One consequence of the creation and funding of the SROI guide is that Sheila’s organisation Forth Sector is awarded a contract with the Scottish government in 2009 to develop and disseminate the SROI methodology for two and a half years. Despite this contract, and the Scottish government funding the production of the SROI guide (as well as the indicative financial proxy database and a number of dissemination work) and supporting the establishment of the Global Value Exchange, Scotland has actually taken a on different approach to social value than its neighbour. 

Indeed, while the Social Value Act is a key aspect of the English landscape of social value, effectively tying in requirements for social value in government contracts, the Scottish approach to procurement has limited for social value considerations. Their approach, driven by EU standards, includes a scoring which focuses on “best value” with targeted training and employment initiatives. This “best value” approach also means no specificity is accorded to social value apart from specific sectors like the construction sector.  
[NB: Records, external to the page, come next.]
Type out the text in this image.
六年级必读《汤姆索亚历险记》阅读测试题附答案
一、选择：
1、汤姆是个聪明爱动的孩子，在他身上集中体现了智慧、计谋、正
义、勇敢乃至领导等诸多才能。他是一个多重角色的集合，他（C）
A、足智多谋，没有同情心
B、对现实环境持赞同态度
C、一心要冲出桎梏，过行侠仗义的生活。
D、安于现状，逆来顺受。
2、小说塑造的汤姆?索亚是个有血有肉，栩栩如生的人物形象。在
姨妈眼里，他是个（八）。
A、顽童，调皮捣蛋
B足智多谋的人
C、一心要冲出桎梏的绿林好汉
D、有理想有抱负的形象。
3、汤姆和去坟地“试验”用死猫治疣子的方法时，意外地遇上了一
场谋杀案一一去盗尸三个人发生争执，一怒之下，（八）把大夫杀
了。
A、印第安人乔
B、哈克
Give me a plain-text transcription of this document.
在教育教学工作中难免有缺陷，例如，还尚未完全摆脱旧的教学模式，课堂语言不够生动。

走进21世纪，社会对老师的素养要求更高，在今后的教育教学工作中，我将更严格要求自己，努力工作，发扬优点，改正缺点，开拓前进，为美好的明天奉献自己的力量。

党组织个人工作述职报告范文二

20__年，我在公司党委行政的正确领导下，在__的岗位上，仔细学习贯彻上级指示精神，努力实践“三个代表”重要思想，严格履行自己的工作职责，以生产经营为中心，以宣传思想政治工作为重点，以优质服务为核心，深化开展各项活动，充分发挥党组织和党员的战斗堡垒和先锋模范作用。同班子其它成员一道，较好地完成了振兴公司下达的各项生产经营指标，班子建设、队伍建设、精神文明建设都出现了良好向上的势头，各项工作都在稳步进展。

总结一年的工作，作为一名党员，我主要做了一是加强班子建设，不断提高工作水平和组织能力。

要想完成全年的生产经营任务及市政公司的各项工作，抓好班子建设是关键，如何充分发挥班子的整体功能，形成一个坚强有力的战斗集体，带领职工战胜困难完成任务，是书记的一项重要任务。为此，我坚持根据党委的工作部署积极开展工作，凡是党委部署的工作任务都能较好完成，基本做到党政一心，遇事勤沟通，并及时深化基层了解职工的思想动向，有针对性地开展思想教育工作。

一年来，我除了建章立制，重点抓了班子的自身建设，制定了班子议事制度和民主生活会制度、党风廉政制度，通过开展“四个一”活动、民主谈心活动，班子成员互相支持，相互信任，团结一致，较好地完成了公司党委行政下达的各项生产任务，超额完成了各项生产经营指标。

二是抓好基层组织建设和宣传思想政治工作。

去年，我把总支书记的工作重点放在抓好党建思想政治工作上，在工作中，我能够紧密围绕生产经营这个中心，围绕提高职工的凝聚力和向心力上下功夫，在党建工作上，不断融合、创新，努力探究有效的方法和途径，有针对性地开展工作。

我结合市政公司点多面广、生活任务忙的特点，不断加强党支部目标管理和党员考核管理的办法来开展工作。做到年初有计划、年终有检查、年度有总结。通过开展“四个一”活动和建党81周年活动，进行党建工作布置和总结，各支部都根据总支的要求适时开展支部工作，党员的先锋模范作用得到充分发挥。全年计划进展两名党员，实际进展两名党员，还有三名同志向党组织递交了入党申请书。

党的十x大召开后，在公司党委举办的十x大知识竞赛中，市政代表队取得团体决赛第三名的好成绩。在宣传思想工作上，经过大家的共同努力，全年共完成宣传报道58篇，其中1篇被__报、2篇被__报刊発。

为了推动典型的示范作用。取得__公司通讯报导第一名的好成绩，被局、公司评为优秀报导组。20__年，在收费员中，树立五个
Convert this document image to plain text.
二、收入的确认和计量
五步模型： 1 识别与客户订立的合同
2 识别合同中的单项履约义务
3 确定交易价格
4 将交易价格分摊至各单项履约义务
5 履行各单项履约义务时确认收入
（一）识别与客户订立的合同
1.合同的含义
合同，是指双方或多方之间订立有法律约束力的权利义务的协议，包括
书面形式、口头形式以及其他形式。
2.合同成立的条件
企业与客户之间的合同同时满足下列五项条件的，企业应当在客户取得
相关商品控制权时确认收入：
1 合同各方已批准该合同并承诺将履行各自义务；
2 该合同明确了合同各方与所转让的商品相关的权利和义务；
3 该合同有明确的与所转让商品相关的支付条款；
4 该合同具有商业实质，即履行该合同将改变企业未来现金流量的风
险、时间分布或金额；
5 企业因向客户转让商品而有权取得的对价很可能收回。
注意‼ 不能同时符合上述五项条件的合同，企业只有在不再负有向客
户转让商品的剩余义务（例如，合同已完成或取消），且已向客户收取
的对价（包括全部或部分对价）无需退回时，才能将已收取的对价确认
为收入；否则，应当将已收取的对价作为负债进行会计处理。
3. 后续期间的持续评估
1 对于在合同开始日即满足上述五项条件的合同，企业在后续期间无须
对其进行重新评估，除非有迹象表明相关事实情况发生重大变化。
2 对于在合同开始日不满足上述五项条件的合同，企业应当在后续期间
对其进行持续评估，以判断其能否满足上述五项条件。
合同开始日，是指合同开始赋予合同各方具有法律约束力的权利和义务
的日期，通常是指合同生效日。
Looking back on it now after years of discussing the methodology, and despite her reservations to the Scottish government’s procurement policy, Sheila values all the progress that has been done since 2011. In her own words “It's a given now that you have to report on your social impact, whereas 15 years ago it wasn't”. Her involvement since the onset of the social value movement has continued: she was on Social Value UK’s board until 2015 and will join the new International Standards Committee.